Thursday 16 September 2010

Day 1 : enroute - Kirkwall : 10 miles sunny early, rain later

Well here I go, fully loaded and pictured in Chatham with background view over to Upnor Castle beyond the Chatham Maritime marina. (Thank you Alice for being late for school to take that one).  
I'm not sure what I'm daunted by more 
  • cycling 800 miles plus in autumn or 
  • writing some sort of interesting log on a blog on a regular basis.
The last 24 hours have certainly taught me that autumn in the NE of Scotland can be wet, chilly and very windy. Some hasty purchases of additional thermal gloves and a waterproof hat that has a cord under the chin will keep the rain off my glasses in a howling gale.
All went to plan with the plane, although I have learnt that you can't do enough to protect a bike from the savagery of airport conveyor systems. (The plastic cycle bag is back in the post for reuse next time!) By the time I'd landed at 18.55 and put the bike together again, the airport had closed and the place gone very dark and wintery - so I was very glad to get into the youth hostel even though there are no power sockets!
This is the first time I've used one of Kent's 'International' airports - London Manston. It's close by a RAF spitfire museum that looks like it will be worth visiting another day.
I also noted the Thanet Earth glass greenhouses built a few years ago as the plane took off. My recollection of the design of this facility was that it had incorporated low-carbon design features (maximised the reuse of heat and water etc).
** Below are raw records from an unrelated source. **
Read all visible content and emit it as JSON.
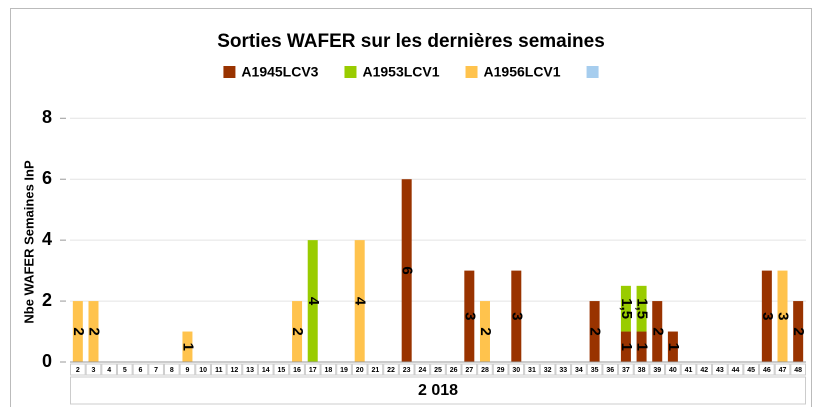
{
  "chart_data": {
    "type": "bar",
    "stacked": true,
    "title": "Sorties WAFER sur les dernières semaines",
    "ylabel": "Nbe WAFER Semaines InP",
    "category_group": "2 018",
    "categories": [
      "2",
      "3",
      "4",
      "5",
      "6",
      "7",
      "8",
      "9",
      "10",
      "11",
      "12",
      "13",
      "14",
      "15",
      "16",
      "17",
      "18",
      "19",
      "20",
      "21",
      "22",
      "23",
      "24",
      "25",
      "26",
      "27",
      "28",
      "29",
      "30",
      "31",
      "32",
      "33",
      "34",
      "35",
      "36",
      "37",
      "38",
      "39",
      "40",
      "41",
      "42",
      "43",
      "44",
      "45",
      "46",
      "47",
      "48"
    ],
    "ylim": [
      0,
      8.6
    ],
    "yticks": [
      0,
      2,
      4,
      6,
      8
    ],
    "grid": true,
    "legend": "top",
    "series": [
      {
        "name": "A1945LCV3",
        "color": "#993300",
        "values": [
          null,
          null,
          null,
          null,
          null,
          null,
          null,
          null,
          null,
          null,
          null,
          null,
          null,
          null,
          null,
          null,
          null,
          null,
          null,
          null,
          null,
          6,
          null,
          null,
          null,
          3,
          null,
          null,
          3,
          null,
          null,
          null,
          null,
          2,
          null,
          1,
          1,
          2,
          1,
          null,
          null,
          null,
          null,
          null,
          3,
          null,
          2
        ]
      },
      {
        "name": "A1953LCV1",
        "color": "#99cc00",
        "values": [
          null,
          null,
          null,
          null,
          null,
          null,
          null,
          null,
          null,
          null,
          null,
          null,
          null,
          null,
          null,
          4,
          null,
          null,
          null,
          null,
          null,
          null,
          null,
          null,
          null,
          null,
          null,
          null,
          null,
          null,
          null,
          null,
          null,
          null,
          null,
          1.5,
          1.5,
          null,
          null,
          null,
          null,
          null,
          null,
          null,
          null,
          null,
          null
        ],
        "value_labels": [
          null,
          null,
          null,
          null,
          null,
          null,
          null,
          null,
          null,
          null,
          null,
          null,
          null,
          null,
          null,
          "4",
          null,
          null,
          null,
          null,
          null,
          null,
          null,
          null,
          null,
          null,
          null,
          null,
          null,
          null,
          null,
          null,
          null,
          null,
          null,
          "1,5",
          "1,5",
          null,
          null,
          null,
          null,
          null,
          null,
          null,
          null,
          null,
          null
        ]
      },
      {
        "name": "A1956LCV1",
        "color": "#ffc34d",
        "values": [
          2,
          2,
          null,
          null,
          null,
          null,
          null,
          1,
          null,
          null,
          null,
          null,
          null,
          null,
          2,
          null,
          null,
          null,
          4,
          null,
          null,
          null,
          null,
          null,
          null,
          null,
          2,
          null,
          null,
          null,
          null,
          null,
          null,
          null,
          null,
          null,
          null,
          null,
          null,
          null,
          null,
          null,
          null,
          null,
          null,
          3,
          null
        ]
      },
      {
        "color": "#a6cdee",
        "values": [
          null,
          null,
          null,
          null,
          null,
          null,
          null,
          null,
          null,
          null,
          null,
          null,
          null,
          null,
          null,
          null,
          null,
          null,
          null,
          null,
          null,
          null,
          null,
          null,
          null,
          null,
          null,
          null,
          null,
          null,
          null,
          null,
          null,
          null,
          null,
          null,
          null,
          null,
          null,
          null,
          null,
          null,
          null,
          null,
          null,
          null,
          null
        ]
      }
    ]
  }
}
I now realise that another reason it may be sited in Thanet is that it is close to an air freight facility presumably to get the stretched seasonal fruit and veg to prime markets. 
No matter. I also noted that it may be in Kent as it is significantly warmer than either Edinburgh or Kirkwall on this random mid-September day.
Today I am exploring Orkney, home not only to wave and tidal flow experiments and installations but also some fantastic historical engineering such as the fine Norman cathedral of St Magnus in Kirkwall. I noted that the later was probably used some of the same stone masons who had built Durham Cathedral a few years before.

1 comment:

  1. Hopefully the temperature will rise - or at least not get lower! - as you move southwards.